2019 Note: This was a check-in post relating to a series of diet changes I made. Because I was breastfeeding Jai, I could not take my MS medication until I finished. I wanted to find a way to manage my illness until I restarted my medication.


Cutting sugar went smoother than I expected, though there were a few days where I was irritable, according to Ash. I refuse to believe him, but deep down, I know he’s right. No longer having that emotional crutch makes for a very grumpy me.

Psychologically speaking, it was a lot easier than I expected. As long as I didn’t have sugary treats in the house (I tossed all of our sweets or sent them with Ash to work); I avoided buying sugary drinks (everyone knows that my weakness is a good Pumpkin Spice Latte in the fall). If I had fruit for any sweet cravings, I was good to go. Every time I drove by a Starbucks, there was a temptation to pull in and just give in to that PSL craving, but I made sure to keep going and have a few bites of pineapple as soon as I got home.

A couple of times, I did eventually stop at Starbucks, and I made sure only to order an Americano. Before I was pregnant, I was in the habit of drinking all my coffee black unless it was a latte. It wasn’t hard for me to get back into drinking with nothing in them. I think it helped a bit too.

Coffee is a wonder drug (and sadly, probably something I need to add to my drop list), and can make a lot of things better.
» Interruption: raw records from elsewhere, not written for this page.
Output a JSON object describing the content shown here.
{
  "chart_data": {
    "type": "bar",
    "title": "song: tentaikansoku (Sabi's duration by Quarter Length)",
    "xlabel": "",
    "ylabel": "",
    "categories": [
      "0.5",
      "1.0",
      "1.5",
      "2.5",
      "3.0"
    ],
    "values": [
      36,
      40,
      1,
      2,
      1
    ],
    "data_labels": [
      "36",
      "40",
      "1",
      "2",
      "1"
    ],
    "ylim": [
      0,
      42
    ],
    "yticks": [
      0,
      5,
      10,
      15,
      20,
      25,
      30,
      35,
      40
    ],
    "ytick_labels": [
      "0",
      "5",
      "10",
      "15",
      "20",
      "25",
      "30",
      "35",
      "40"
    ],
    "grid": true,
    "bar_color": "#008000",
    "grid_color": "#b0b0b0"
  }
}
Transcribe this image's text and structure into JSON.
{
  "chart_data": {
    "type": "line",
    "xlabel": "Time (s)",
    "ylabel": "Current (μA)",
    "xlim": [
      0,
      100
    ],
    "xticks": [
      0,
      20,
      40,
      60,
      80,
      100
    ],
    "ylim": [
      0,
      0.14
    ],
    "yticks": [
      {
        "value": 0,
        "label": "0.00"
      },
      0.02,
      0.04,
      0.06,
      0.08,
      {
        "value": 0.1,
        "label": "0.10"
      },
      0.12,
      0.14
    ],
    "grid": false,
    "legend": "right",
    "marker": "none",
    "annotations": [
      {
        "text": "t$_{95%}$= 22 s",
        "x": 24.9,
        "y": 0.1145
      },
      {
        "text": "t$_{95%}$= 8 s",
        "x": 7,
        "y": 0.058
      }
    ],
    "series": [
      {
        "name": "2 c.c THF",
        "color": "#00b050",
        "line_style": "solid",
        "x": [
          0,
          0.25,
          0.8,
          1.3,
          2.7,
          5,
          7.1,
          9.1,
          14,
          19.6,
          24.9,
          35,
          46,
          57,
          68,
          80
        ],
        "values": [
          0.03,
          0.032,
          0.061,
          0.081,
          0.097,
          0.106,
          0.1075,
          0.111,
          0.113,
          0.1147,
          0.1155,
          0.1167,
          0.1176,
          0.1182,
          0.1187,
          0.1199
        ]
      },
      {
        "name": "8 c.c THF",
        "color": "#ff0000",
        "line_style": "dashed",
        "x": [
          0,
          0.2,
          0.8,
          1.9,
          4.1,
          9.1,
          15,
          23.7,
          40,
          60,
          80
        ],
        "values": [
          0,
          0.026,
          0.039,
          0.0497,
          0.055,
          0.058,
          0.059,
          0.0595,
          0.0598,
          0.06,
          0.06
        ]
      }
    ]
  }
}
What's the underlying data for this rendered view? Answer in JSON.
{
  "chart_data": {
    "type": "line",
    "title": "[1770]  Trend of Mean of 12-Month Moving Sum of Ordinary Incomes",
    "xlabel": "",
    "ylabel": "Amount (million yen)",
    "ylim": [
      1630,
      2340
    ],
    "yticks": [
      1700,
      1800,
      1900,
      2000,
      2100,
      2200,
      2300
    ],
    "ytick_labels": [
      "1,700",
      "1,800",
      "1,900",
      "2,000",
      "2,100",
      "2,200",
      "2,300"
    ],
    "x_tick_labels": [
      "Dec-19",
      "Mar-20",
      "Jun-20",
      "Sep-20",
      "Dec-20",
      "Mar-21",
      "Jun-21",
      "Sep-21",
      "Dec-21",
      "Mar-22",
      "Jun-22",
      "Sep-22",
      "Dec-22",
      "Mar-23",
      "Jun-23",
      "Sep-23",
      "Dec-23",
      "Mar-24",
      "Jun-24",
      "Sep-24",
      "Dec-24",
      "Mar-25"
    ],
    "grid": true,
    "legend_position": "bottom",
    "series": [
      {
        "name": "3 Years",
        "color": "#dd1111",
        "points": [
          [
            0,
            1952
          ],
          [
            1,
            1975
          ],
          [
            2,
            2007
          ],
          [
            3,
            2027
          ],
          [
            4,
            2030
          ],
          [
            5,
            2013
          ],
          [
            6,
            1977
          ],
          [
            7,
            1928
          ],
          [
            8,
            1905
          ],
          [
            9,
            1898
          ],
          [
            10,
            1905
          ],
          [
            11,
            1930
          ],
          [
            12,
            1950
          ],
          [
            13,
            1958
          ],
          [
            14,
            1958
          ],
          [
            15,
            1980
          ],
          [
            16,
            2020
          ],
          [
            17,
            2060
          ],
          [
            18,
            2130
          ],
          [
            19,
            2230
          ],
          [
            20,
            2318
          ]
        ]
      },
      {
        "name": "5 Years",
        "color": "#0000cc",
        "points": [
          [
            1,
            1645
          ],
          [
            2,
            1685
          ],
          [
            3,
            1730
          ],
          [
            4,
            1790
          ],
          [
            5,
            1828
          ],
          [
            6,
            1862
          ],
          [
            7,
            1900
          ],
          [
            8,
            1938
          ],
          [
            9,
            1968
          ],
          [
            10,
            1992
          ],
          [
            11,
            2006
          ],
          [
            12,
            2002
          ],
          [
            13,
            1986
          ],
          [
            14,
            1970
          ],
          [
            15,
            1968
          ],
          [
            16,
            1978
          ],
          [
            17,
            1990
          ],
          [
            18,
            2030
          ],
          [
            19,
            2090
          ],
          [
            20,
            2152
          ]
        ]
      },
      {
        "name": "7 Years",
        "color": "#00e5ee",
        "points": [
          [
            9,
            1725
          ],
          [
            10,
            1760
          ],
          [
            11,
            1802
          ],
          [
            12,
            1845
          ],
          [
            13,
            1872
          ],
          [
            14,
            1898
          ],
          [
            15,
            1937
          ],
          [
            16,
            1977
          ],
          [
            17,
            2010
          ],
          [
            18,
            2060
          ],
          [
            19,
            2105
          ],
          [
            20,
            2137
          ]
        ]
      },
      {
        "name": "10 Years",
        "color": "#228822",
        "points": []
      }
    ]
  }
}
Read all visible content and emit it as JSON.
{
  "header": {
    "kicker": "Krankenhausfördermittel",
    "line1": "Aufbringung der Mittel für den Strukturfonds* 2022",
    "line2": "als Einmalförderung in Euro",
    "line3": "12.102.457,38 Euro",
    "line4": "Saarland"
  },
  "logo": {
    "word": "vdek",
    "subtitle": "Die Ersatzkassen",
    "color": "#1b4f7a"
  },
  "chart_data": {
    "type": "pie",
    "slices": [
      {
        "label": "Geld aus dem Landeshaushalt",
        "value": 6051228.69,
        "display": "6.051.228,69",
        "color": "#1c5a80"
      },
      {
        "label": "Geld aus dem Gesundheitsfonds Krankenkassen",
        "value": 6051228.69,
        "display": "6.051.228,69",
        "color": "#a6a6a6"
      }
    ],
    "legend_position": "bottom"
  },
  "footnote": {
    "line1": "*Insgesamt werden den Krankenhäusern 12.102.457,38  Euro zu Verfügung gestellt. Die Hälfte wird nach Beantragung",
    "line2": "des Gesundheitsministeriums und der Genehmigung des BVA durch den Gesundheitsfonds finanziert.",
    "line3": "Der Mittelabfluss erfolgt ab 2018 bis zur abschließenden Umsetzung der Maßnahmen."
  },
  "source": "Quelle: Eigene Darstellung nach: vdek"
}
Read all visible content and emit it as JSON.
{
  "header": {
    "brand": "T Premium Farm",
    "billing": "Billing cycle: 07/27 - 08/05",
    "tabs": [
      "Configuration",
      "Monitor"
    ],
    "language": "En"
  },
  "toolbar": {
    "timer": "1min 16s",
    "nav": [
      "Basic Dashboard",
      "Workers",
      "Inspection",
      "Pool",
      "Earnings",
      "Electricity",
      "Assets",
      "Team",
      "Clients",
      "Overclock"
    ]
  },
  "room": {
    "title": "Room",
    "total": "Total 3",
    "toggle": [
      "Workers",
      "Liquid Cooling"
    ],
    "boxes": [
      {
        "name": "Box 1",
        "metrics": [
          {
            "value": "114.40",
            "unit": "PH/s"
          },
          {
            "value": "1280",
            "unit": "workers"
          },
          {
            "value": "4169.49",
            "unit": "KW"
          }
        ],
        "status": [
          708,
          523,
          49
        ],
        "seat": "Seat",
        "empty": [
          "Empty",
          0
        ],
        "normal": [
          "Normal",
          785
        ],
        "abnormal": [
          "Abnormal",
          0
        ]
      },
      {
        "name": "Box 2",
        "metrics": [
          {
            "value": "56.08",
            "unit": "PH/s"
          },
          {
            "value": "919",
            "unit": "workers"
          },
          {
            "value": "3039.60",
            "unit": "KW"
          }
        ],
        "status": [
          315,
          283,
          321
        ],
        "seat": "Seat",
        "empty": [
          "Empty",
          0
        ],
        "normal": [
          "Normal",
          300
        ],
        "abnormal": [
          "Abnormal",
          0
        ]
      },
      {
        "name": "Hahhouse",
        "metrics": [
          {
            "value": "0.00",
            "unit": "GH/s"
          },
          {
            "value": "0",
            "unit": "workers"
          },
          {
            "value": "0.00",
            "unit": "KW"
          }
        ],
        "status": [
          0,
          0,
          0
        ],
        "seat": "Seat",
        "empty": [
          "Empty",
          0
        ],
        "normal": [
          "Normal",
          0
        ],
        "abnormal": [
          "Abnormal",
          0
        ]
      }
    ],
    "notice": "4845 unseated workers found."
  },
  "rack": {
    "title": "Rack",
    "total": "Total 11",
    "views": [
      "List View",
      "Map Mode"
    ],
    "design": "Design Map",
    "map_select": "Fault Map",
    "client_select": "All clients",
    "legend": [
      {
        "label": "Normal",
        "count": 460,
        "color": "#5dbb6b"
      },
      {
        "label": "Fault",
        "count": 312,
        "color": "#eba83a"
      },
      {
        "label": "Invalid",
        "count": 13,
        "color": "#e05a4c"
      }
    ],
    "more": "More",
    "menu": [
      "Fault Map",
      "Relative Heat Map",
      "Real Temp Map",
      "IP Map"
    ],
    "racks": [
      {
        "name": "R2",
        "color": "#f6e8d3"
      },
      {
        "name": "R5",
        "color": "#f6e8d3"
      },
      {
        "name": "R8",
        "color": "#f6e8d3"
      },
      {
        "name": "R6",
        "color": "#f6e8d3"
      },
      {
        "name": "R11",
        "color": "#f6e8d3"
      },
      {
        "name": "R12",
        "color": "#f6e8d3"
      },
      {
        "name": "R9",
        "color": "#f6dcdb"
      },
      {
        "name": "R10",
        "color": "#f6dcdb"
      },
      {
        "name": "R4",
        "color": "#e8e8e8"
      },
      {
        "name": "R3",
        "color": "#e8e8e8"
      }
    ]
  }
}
I didn’t notice any headaches, though, at the beginning of the week, I was more sluggish and in need of an extra nap or two during the day. By the time Ash came home from work, I was very ready to pass Jai off to him, so I could lay down and not think or move for an hour. By day 3 or so, I had a little more energy, and by this morning (day 5), I had even more energy to do my running around without the need for a nap.

I also noticed that during my long run on Thursday, I was able to keep up with my mom and felt less fatigued at the end of it. I also felt motivated to go again this morning (though that would be off schedule). Me? Motivated to run off schedule? This really is unheard of – I hate running.

While shopping, I made sure to review all the labels like I said I would: any time it was High Fructose Corn Syrup or unidentified form of “sugar,” I would move along. From my research, they said that sugar is hidden in everything, and it really is true. Sugar is everywhere. Foods that I usually love to eat, like certain types of crackers or even grab-n-go frozen meals…all contain sugar. I also made sure to avoid agave and honey. If the item were sweetened with fruit juice or dates – I would be willing to grab it to consume.